An inherited disorder that consists of hypohidrosis with teeth and nail anomalies.
Extremely rare, initially described in ten members of a kindred.
Autosomal dominant inheritance has been described in two families.
The hypoplastic, hypocalcified enamel defect affects all teeth in both dentitions. The general thickness of the enamel is decreased, but varies greatly in different areas of the crown. At the cervical portion of the teeth the enamel shows almost normal thickness and slightly better calcification when compared to other areas of the tooth. Dental occlusion is usually poor due to partial resorption of the enamel in the occlusal and incisal areas of the crowns resulting in a rough, moth-eaten appearance. The middle third of the enamel is pitted on most teeth. While the color of newly erupted teeth enamel varies from opaque white to a dark yellow-brown, older teeth may take on an almost black discoloration. The hardness of the enamel varies significantly. In some teeth, particularly the deciduous incisors, the enamel exhibits almost normal hardness and smoothness, while in other areas it is soft, friable, and chalky and can easily be scratched off with a sharp tool. The eruption time for the deciduous teeth is considered normal; however, for the permanent dentition it is delayed with several teeth remaining completely unerupted with some even showing signs of resorption. Generally, the skin appears dry with seborrheic dermatitis of the scalp. The hair itself is normal in texture, density, and distribution. Onycholysis of the distal parts of finger- and toenails with subungual hyperkeratosis was reported in all patients. The number of sweat glands is described as normal, but their activity is rated at less than 30% of normal. The body temperature was maintained in the normal range, but the patients generally preferred a cooler over a warmer environment.

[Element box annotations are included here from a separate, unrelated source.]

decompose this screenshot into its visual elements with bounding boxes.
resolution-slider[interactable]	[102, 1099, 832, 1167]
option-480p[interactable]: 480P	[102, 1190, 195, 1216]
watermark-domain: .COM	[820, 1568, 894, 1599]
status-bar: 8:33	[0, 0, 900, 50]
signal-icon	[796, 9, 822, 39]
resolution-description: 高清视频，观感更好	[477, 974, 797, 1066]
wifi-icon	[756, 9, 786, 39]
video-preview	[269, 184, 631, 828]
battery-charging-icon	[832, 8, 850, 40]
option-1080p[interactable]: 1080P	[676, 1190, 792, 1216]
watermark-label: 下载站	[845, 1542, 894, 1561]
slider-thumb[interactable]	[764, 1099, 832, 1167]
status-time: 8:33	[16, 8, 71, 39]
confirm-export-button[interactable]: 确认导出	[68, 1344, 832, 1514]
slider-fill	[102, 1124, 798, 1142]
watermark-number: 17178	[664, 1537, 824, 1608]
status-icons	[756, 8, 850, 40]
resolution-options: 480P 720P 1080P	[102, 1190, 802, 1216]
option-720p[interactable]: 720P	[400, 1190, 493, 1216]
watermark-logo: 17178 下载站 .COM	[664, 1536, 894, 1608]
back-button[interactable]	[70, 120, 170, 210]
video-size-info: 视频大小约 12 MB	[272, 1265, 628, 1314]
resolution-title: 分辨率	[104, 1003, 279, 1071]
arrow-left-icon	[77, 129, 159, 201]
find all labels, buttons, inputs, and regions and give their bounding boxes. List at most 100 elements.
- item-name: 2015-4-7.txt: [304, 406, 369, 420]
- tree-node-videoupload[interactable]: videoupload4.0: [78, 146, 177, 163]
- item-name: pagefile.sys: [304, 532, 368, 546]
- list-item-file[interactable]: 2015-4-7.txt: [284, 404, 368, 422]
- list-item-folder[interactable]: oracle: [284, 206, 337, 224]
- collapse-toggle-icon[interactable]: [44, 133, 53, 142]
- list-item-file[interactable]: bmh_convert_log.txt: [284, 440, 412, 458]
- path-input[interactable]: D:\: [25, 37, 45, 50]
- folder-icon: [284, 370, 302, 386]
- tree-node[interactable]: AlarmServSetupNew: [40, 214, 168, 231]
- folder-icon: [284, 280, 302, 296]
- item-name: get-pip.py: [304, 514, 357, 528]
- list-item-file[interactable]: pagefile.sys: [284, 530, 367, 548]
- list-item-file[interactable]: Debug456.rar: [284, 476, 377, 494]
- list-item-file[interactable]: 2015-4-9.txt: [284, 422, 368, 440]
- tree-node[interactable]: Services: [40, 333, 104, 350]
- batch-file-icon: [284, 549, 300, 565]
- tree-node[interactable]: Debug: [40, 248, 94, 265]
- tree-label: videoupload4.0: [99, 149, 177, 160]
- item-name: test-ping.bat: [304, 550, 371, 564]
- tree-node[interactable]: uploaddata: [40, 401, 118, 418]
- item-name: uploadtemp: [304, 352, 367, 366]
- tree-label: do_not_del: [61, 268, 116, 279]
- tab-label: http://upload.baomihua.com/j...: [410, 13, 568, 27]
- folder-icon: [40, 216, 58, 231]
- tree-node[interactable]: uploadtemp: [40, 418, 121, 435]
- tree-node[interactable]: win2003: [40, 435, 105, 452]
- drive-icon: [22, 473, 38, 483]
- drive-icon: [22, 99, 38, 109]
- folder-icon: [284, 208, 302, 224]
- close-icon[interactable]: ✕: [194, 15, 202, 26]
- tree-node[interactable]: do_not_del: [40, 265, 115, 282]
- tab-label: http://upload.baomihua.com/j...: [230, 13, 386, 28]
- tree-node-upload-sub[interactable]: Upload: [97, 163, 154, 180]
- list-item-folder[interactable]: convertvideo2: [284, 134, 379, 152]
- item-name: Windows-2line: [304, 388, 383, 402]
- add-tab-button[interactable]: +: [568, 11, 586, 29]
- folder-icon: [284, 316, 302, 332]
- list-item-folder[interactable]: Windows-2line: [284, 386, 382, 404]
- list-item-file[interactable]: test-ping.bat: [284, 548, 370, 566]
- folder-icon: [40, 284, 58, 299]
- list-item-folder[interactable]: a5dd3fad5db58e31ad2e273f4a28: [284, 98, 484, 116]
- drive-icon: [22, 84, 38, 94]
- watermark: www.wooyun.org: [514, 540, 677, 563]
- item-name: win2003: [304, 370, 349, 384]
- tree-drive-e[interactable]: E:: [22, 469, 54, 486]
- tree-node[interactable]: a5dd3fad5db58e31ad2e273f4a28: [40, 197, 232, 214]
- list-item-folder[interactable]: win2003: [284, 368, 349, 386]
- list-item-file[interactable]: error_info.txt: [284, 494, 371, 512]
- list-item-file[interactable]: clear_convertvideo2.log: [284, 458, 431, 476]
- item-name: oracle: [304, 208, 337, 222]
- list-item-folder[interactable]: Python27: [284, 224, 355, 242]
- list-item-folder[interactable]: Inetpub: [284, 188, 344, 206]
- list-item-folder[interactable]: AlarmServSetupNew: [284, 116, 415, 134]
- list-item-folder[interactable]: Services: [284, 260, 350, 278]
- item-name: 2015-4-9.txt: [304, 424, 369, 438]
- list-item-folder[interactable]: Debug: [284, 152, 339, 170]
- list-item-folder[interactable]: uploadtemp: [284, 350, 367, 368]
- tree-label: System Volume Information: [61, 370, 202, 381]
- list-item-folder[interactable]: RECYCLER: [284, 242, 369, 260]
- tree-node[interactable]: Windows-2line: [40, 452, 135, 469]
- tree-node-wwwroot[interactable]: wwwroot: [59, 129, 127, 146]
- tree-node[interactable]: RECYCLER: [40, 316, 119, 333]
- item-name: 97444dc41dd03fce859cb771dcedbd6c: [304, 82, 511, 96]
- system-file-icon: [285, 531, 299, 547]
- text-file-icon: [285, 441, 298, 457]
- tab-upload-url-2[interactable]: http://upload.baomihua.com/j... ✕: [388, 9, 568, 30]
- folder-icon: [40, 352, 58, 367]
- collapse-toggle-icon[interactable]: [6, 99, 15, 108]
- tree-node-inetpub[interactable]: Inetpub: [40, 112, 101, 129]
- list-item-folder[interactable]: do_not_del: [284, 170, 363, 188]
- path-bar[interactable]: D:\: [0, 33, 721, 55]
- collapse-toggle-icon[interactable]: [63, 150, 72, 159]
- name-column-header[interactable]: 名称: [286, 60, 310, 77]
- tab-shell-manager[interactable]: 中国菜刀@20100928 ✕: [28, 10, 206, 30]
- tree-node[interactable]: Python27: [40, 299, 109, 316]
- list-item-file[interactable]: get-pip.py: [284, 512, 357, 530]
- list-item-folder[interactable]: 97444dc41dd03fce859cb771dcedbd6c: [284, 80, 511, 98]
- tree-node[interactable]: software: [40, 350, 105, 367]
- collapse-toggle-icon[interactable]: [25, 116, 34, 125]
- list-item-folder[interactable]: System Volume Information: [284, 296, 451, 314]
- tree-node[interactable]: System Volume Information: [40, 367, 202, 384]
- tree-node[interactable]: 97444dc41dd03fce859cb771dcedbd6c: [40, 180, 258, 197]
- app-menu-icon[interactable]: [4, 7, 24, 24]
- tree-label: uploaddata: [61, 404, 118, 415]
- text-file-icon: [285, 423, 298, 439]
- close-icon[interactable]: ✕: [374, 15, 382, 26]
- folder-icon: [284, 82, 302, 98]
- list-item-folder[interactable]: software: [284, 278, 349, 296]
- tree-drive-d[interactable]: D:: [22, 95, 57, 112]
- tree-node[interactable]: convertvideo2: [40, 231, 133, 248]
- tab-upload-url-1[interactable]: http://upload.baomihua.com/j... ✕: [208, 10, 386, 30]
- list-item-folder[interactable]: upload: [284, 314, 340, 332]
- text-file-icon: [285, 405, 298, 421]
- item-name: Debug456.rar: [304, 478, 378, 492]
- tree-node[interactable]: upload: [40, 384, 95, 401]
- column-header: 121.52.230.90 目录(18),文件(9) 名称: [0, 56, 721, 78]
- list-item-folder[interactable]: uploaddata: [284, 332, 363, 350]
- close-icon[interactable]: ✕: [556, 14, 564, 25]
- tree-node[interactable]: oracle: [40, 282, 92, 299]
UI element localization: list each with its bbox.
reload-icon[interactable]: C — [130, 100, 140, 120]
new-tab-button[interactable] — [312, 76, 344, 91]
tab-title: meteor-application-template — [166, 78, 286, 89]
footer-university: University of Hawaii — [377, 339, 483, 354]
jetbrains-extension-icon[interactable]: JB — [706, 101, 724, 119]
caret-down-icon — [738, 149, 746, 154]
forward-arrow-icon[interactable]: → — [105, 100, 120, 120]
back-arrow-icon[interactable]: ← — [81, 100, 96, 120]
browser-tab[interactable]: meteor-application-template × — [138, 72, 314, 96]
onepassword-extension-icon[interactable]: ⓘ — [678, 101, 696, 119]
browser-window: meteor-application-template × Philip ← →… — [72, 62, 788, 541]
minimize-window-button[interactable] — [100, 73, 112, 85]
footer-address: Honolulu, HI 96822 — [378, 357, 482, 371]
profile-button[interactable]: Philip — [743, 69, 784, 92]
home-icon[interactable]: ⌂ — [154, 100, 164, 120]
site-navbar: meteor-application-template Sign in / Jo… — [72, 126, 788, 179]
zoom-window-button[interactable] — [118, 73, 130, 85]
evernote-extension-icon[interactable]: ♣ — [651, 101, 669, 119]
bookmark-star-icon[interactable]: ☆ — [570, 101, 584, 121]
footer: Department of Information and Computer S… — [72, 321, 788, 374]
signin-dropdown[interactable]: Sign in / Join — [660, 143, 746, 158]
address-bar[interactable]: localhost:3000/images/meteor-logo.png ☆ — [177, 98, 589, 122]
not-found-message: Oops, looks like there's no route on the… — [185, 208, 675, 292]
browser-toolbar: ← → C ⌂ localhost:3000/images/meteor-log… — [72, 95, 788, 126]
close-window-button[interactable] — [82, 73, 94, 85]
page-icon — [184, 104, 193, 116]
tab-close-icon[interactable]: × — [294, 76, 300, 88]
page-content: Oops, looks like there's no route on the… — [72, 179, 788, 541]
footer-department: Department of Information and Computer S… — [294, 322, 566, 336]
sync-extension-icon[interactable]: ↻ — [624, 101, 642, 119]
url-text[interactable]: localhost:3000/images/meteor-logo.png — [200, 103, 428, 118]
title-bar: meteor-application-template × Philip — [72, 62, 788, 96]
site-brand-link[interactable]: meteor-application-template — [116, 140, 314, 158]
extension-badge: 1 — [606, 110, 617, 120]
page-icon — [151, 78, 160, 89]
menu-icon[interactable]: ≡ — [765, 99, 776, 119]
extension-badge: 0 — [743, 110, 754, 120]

Precautions before anesthesia
Obtain history and document loose teeth. Otherwise do routine peroperative assessment.
Careful and gentle direct laryngoscopy is required to prevent damage to the fragile teeth. Try not to allow the patient to bite down on oropharyngeal airways, endotracheal tubes, laryngeal mask airways or Yankauer suction tips, and use a soft bite block (eg, a cotton roll) instead. Hypohidrosis may potentially result in temperature disturbances.
The side-effects of atropine, glycopyrrolate, ipratropium, scopolamine, and other drugs with anticholinergic effects (eg, antidepressants, antihistamines) should be kept in mind since they all can potentially decrease sweat gland function even further.